2. Retributive justice focuses on righting wrongs through punishment. It emphasizes that wrongs can be righted. Discuss whether restorative justice abandons this focus or reconceives what “righting wrongs” entails.

3. Jean Vanier states, “reality is the first principle of truth. . . Each of us needs to work at searching for truth, not be afraid of it. We need to strive to live in truth. . . . And the truth sets us free only if we let it penetrate our hearts and rend the veil that separates the head and the heart, our attitudes and our way of living” (Becoming Human, 15-15.) Discuss how Vanier’s words speak to Sister Helen Prejean’s way of writing and how they speak to the challenge of your own striving to live in truth.

4. Jesus’ calls for reconciliation and radical solidarity make people anxious. It is comforting when we hear a call to be nice to the people we know and like. It is frightening when we are called to share life with sinners and outcasts. No wonder Jesus was a threat to law and order. Discuss how we would have to live differently in order to see Christ in the prisoner (Matt 25:31-46).

5. Richard Buck draws a contrast between a biblical system of justice and the current secular system. He suggests that severe crimes, like personal injury, require that the offender offer restoration to the victim and ask for forgiveness. Consider how the contemporary system of justice could be reformed in order to include both of these important practices.

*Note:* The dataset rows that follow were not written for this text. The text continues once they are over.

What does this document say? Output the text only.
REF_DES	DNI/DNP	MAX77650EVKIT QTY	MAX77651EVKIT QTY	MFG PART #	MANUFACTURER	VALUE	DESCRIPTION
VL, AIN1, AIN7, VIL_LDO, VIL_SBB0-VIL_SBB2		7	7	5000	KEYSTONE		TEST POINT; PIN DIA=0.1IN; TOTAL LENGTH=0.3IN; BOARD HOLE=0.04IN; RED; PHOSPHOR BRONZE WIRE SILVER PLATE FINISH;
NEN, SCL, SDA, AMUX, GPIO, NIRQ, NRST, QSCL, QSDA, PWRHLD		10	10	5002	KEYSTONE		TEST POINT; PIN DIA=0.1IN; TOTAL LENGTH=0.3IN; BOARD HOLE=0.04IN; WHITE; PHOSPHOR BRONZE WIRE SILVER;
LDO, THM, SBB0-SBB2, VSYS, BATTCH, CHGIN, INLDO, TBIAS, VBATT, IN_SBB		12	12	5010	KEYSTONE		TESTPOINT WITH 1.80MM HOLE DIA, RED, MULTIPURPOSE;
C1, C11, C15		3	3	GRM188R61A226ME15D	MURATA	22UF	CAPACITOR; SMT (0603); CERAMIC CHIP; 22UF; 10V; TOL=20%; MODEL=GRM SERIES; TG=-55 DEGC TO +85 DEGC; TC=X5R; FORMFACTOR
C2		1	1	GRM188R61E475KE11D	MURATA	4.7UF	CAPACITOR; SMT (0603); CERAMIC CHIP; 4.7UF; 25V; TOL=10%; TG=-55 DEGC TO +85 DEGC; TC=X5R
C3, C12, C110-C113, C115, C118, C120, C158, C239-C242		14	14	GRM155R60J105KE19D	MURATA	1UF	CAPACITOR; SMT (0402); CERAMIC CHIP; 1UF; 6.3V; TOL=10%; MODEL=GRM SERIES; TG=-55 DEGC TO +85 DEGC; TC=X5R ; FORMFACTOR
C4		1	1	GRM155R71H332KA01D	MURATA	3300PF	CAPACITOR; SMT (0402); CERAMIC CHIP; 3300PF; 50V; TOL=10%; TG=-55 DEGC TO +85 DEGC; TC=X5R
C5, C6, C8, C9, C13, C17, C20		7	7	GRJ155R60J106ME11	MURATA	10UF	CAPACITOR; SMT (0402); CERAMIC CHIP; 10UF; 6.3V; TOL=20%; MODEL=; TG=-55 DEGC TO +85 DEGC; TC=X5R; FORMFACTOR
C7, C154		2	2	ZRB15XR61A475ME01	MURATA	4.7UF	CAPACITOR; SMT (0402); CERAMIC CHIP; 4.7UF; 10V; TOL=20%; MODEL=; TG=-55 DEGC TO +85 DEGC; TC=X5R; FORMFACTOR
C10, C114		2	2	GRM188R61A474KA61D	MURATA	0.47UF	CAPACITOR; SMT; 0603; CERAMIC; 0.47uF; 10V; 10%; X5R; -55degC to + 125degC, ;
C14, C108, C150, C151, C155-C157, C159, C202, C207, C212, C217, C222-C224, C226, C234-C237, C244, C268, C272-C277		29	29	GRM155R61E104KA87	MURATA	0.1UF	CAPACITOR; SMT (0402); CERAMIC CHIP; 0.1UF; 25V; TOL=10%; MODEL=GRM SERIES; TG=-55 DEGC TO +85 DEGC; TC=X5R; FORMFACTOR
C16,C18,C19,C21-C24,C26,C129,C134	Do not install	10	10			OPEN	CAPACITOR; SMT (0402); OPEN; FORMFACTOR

6. Read Matthew 5:1-48 (the beginning of the Sermon on the Mount). We often assume that these teachings are difficult, if not impossible, to live by. Discuss why they are considered “hard” sayings. Discuss why and how the family members of murder victims have found that Jesus’ teachings are liberating and healing. How can this be?

7. What might the temptations be to oversimplify the history of capital punishment in the earlier stages of Christian history? What are the dangers of giving way to the temptation?

8. In matters like capital punishment, the development of the church’s teaching requires (a) that the issue is a matter that is “changeable,” and (b) that the development brings greater consistency with and expression to changeless truth. A true development will not reject past teaching, but will offer an explanation of it as well as of the transition through time. Are these two elements present in relation to the death penalty?

9. Discuss how the dialogue of the church with contemporary society, mirrors dialogue on other life issues.

10. Discuss St. Faustina and her witness to divine mercy. Is the witness to divine mercy applicable to capital punishment?

11. Discuss how specific parts of the Lord’s Prayer provide a lens for thinking about the Catholic understanding of economics in relation to crime and punishment.

12. In order to respond to the vulnerabilities and risks of persons with intellectual disabilities, we need to be aware of the risks they continue to face in specific states. Often their situation goes unnoticed. Discuss how we might be better informed, and how we might be able to take action on their behalf.

13. In addition to the racially disparate and discriminatory application of the death penalty, where else do you see racial inequality in contemporary American institutions?

14. For many years, members of the Catholic Worker Movement stood for one night a month outside death row in Baltimore, silently witnessing their opposition to the death penalty. Discuss the value of such witness, in regard to the death penalty, that we might perform as a matter of faith.